While Trump Card touches on Hunter Biden's alleged dealings with foreigners, its primary focus is on "how socialism came to America," which D'Souza says is also timely.
"Socialism seemed to be discredited at the end of the last century, but it's come roaring back and for the first time is in the American mainstream," he tells Newsweek. "It's not the socialism of Mao and Lenin or even of Marx because it is socialism married to identity politics, having more to do with race than class."
He adds: "I could have made a movie on the history of socialism but I didn't do that because I wanted to show what's going on now, so it's 95 percent present and 5 percent history, whereas my other films were 60-40."
Newsweek was shown an advance copy of Trump Card, which veers into several directions with explosive claims that will make Democrats cringe. "I like to make movies that reflect a certain fearlessness," says D'Souza.
Naturally, given the title, Trump looms large in historical clips, but a plan for an original interview with the president was scrapped due to coronavirus, so there are also scenes with a Trump impersonator delivering lines from his books and other sources.
"Capitalists like Trump are builders whereas socialists are basically destroyers," says D'Souza, who has become friendly with the president since he was pardoned two years ago for making illegal campaign contributions in 2012. (He was convicted in 2014, paid a $30,000 fine and spent eight months partially confined.)

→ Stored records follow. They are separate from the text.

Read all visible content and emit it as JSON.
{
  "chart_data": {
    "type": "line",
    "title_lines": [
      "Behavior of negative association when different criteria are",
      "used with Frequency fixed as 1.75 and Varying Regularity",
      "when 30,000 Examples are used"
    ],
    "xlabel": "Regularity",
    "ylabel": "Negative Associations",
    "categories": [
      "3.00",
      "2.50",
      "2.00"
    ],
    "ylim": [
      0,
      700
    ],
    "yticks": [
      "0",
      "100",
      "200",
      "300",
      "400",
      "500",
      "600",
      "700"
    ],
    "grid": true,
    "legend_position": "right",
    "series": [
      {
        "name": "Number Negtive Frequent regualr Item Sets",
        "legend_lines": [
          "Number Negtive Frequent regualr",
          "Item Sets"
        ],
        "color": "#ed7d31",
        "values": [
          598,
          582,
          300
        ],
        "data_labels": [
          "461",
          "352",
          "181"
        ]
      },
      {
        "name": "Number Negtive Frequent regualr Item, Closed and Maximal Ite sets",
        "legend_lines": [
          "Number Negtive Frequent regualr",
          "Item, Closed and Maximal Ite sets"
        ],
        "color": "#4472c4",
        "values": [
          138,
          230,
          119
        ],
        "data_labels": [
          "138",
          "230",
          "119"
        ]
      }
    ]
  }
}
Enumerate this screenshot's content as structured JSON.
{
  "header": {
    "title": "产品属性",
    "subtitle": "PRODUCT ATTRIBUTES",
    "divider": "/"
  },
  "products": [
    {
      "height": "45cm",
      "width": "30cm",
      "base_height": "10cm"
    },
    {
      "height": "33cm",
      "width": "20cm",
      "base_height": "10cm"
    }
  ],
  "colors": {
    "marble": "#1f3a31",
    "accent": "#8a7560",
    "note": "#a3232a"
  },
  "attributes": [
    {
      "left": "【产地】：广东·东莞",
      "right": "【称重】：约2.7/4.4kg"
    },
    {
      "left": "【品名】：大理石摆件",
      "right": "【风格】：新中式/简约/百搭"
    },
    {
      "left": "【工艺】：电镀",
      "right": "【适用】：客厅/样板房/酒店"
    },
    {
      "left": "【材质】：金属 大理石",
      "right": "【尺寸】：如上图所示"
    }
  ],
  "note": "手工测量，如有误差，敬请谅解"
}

D'Souza tells Newsweek that in November he and his family visited Trump without cameras, since he was supposed to return to shoot him later for the movie.
"He showed a side the public doesn't normally see. A kind of vulnerability I did not expect," says D'Souza. "I thought he was indifferent to all the criticism and that he laughed away these people as certified morons, but he said, 'You know, Dinesh, at the end of the day, it does get to me because I am trying to make the country better, and what can I do to satisfy these people? Basically, nothing.' So I was a bit bewildered. It was helpful background for the movie, but we didn't film it."